Les plus aventureux – à condition, une fois de plus, de s'y connaître suffisamment en blockchains et crypto-monnaies, ou de disposer du temps nécessaire pour parfaire ses connaissances – peuvent descendre vers le top 50, voire le top 100 des capitalisations boursières. "Mais il faut garder à l'esprit que la création de valeur n'est pas garantie", enjoint Karim Sabba, qui compare volontiers les projets présents dans cette strate à des start-up. Sur quels critères choisir de miser sur les uns plutôt que les autres ? "Il faut bien sûr regarder la composition des équipes qui les portent et éviter les marchés de niche. La décentralisation de la puissance de calcul, par exemple, est un énorme sujet sur lequel travaille notamment Golem. Globalement, il peut y avoir des choses intéressantes dans les projets où on trouve des applications de la blockchain à des thématiques qui n'ont pas encore été travaillées."

"Mieux vaut éviter les projets positionnés sur des marchés de niche"

Ceux qui voudraient adopter une attitude de spéculateur court-termiste ont quant à eux intérêt à piocher parmi les valorisations les plus faibles pour espérer réaliser une culbute digne de ce nom. "Mais ce sont des paris compliqués à faire", prévient Gonzague Grandval. Surtout, pour Karim Sabba, ce n'est pas le comportement à adopter vis-à-vis des crypto-monnaies : "Ce n'est pas ce que mes associés et moi-même faisons avec le portefeuille que nous gérons. Je ne le fais pas non plus à titre personnel. Plus on se renseigne, plus on a confiance dans ces technologies et dans ce qu'elles peuvent apporter".  

Ce n'est pas le cas de tout le monde. Nombreux sont les spécialistes à considérer que la hype actuelle sur les crypto-monnaies fait écho à la Tulipomanie qui a sévi au 17e siècle et à penser qu'il y a là davantage matière à spéculer qu'à révolutionner toutes les strates de l'économie. Warren Buffett, Jamie Dimon, le patron de JPMorgan, ou Ben Bernanke, l'ancien président de la Fed, pour ne citer que quelques noms, font partie des crypto-sceptiques.

"Bitcoin reste la crypto-monnaie la moins spéculative et la plus liquide"

Au cabinet de conseil en gestion de patrimoine Herez, on ne partage pas l'avis de ces grands noms de la finance, comme l'explique le président Patrick Ganansia : "Notre conviction, c'est que ce sont des monnaies qui, demain, compteront énormément dans les activités commerciales, donc nous tenons à ce que nos clients profitent de l'évolution et de l'introduction de ces monnaies dans l'économie". Il les encourage donc à se positionner sur ces sujets mais pas n'importe comment. "Cela ne doit pas représenter plus de 2% de leur patrimoine financier, ce qui engage déjà des montants considérables". Sur le choix des crypto-monnaies aussi, le professionnel du conseil financier a des idées bien arrêtées : "Je préfère prendre la moins spéculative a priori, c'est-à-dire le bitcoin. C'est aussi la plus liquide et les différents véhicules d'investissement qui existent sont plus nombreux sur le bitcoin que sur les autres monnaies".

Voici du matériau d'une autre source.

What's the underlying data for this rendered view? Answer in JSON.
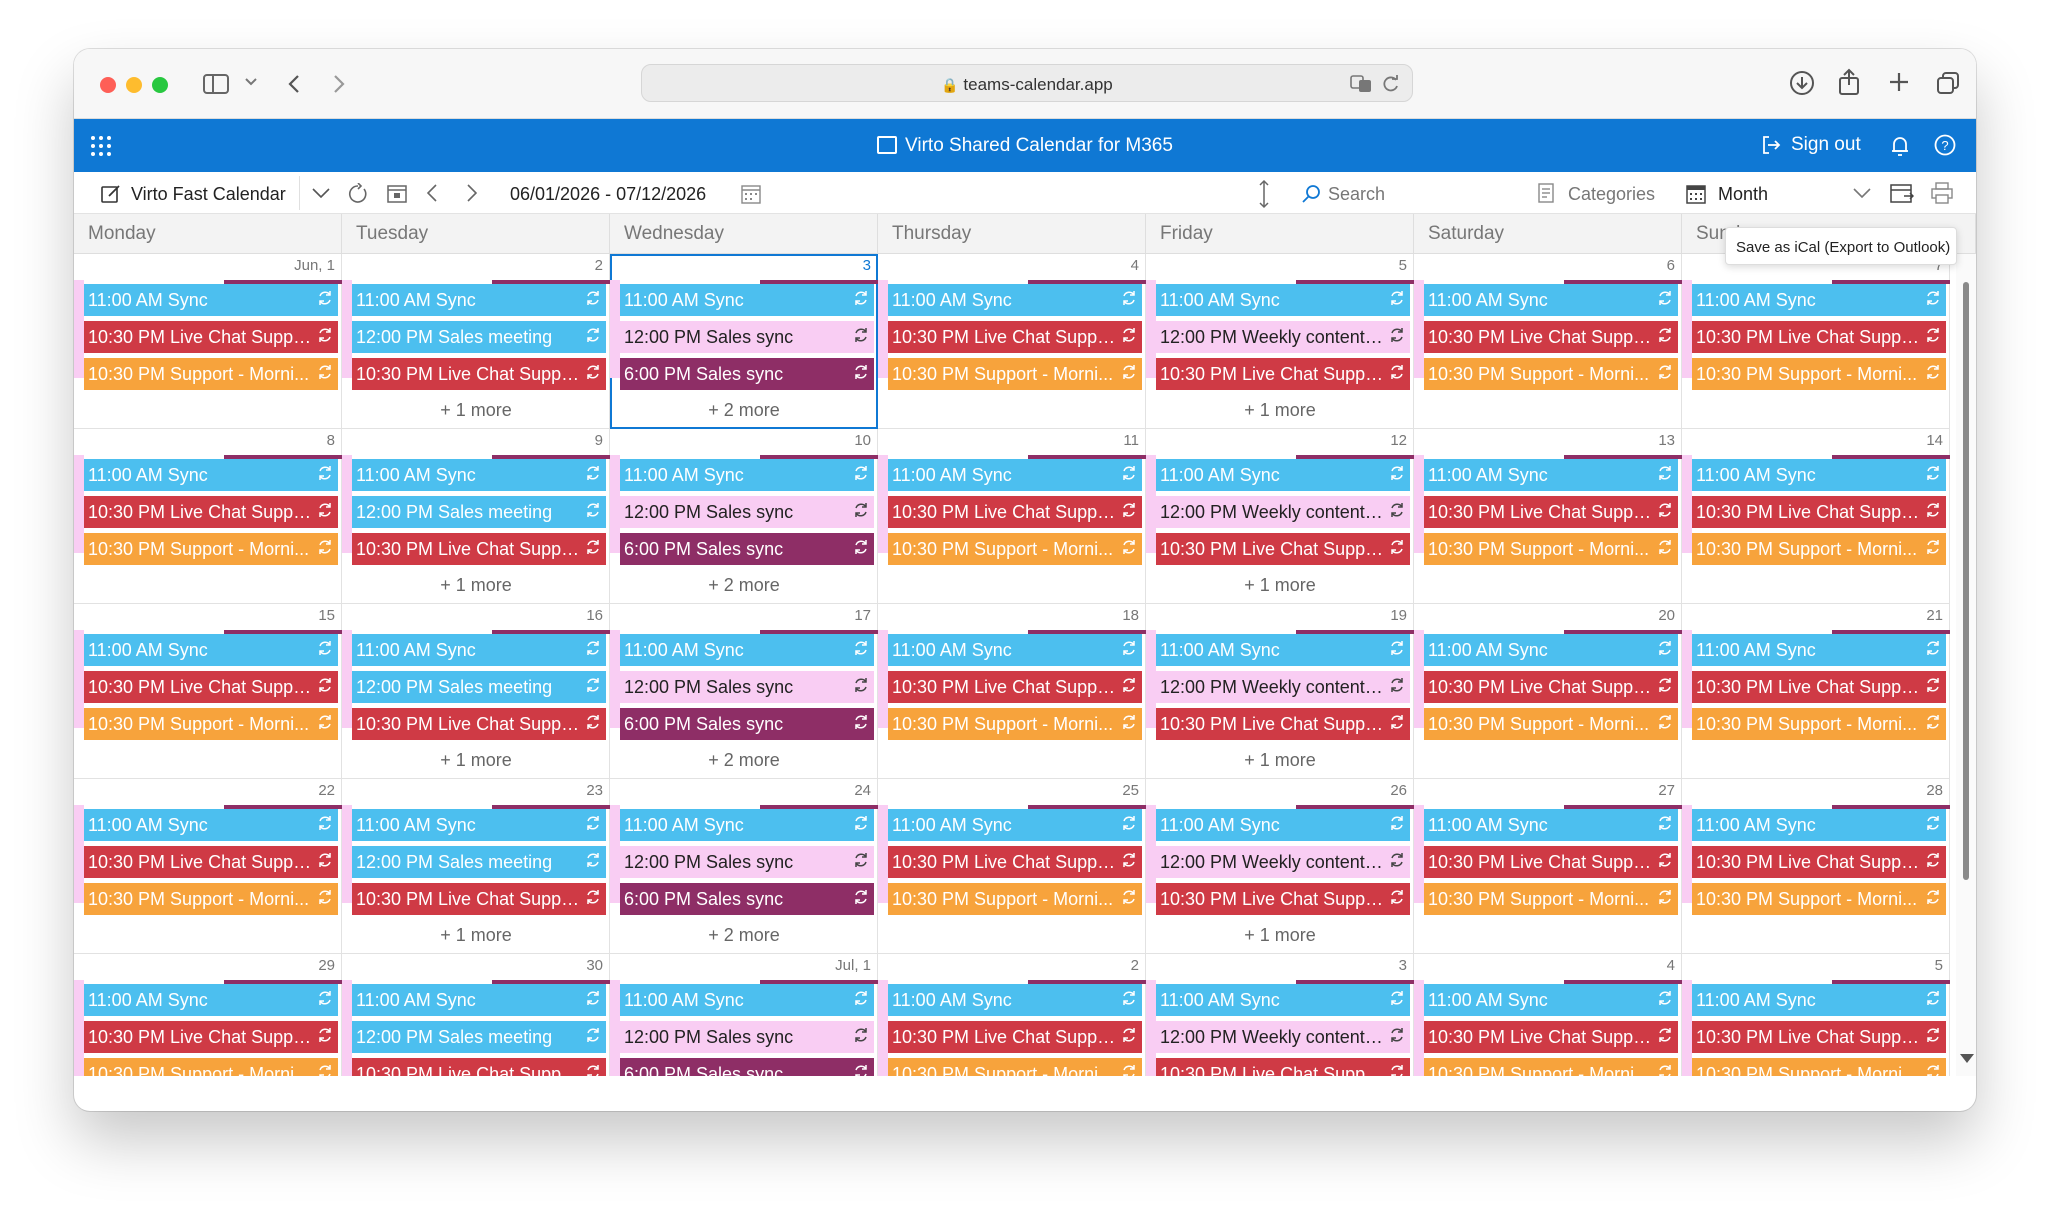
{
  "browser": {
    "url": "teams-calendar.app"
  },
  "app": {
    "title": "Virto Shared Calendar for M365",
    "sign_out": "Sign out"
  },
  "toolbar": {
    "calendar_name": "Virto Fast Calendar",
    "date_range": "06/01/2026 - 07/12/2026",
    "search_placeholder": "Search",
    "categories": "Categories",
    "view": "Month",
    "tooltip": "Save as iCal (Export to Outlook)"
  },
  "day_headers": [
    "Monday",
    "Tuesday",
    "Wednesday",
    "Thursday",
    "Friday",
    "Saturday",
    "Sunday"
  ],
  "colors": {
    "cyan": "#4cbfef",
    "red": "#cf3a45",
    "orange": "#f7a33c",
    "pink": "#f9cdf3",
    "plum": "#8e2e66",
    "accent": "#0f78d4"
  },
  "weeks": [
    {
      "days": [
        "Jun, 1",
        "2",
        "3",
        "4",
        "5",
        "6",
        "7"
      ]
    },
    {
      "days": [
        "8",
        "9",
        "10",
        "11",
        "12",
        "13",
        "14"
      ]
    },
    {
      "days": [
        "15",
        "16",
        "17",
        "18",
        "19",
        "20",
        "21"
      ]
    },
    {
      "days": [
        "22",
        "23",
        "24",
        "25",
        "26",
        "27",
        "28"
      ]
    },
    {
      "days": [
        "29",
        "30",
        "Jul, 1",
        "2",
        "3",
        "4",
        "5"
      ]
    }
  ],
  "columns": [
    {
      "events": [
        {
          "label": "11:00 AM Sync",
          "color": "cyan"
        },
        {
          "label": "10:30 PM Live Chat Suppo...",
          "color": "red"
        },
        {
          "label": "10:30 PM Support - Morni...",
          "color": "orange"
        }
      ],
      "more": ""
    },
    {
      "events": [
        {
          "label": "11:00 AM Sync",
          "color": "cyan"
        },
        {
          "label": "12:00 PM Sales meeting",
          "color": "cyan"
        },
        {
          "label": "10:30 PM Live Chat Suppo...",
          "color": "red"
        }
      ],
      "more": "+ 1 more"
    },
    {
      "events": [
        {
          "label": "11:00 AM Sync",
          "color": "cyan"
        },
        {
          "label": "12:00 PM Sales sync",
          "color": "pink"
        },
        {
          "label": "6:00 PM Sales sync",
          "color": "plum"
        }
      ],
      "more": "+ 2 more"
    },
    {
      "events": [
        {
          "label": "11:00 AM Sync",
          "color": "cyan"
        },
        {
          "label": "10:30 PM Live Chat Suppo...",
          "color": "red"
        },
        {
          "label": "10:30 PM Support - Morni...",
          "color": "orange"
        }
      ],
      "more": ""
    },
    {
      "events": [
        {
          "label": "11:00 AM Sync",
          "color": "cyan"
        },
        {
          "label": "12:00 PM Weekly content ...",
          "color": "pink"
        },
        {
          "label": "10:30 PM Live Chat Suppo...",
          "color": "red"
        }
      ],
      "more": "+ 1 more"
    },
    {
      "events": [
        {
          "label": "11:00 AM Sync",
          "color": "cyan"
        },
        {
          "label": "10:30 PM Live Chat Suppo...",
          "color": "red"
        },
        {
          "label": "10:30 PM Support - Morni...",
          "color": "orange"
        }
      ],
      "more": ""
    },
    {
      "events": [
        {
          "label": "11:00 AM Sync",
          "color": "cyan"
        },
        {
          "label": "10:30 PM Live Chat Suppo...",
          "color": "red"
        },
        {
          "label": "10:30 PM Support - Morni...",
          "color": "orange"
        }
      ],
      "more": ""
    }
  ]
}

"On assiste à un début d'institutionnalisation de la classe d'actifs", commente Karim Sabba. Le Chicago mercantile exchange (CME), l'un des deux principaux marchés à terme américain, devrait en effet coter des contrats futures sur le bitcoin début décembre 2017. "Cela veut dire que, probablement d'autres projets de contrats futures seront lancés par des institutions américaines sur les autres crypto-monnaies, notamment Ethereum, vu les volumes de transactions", anticipe le cofondateur de l'AFGC.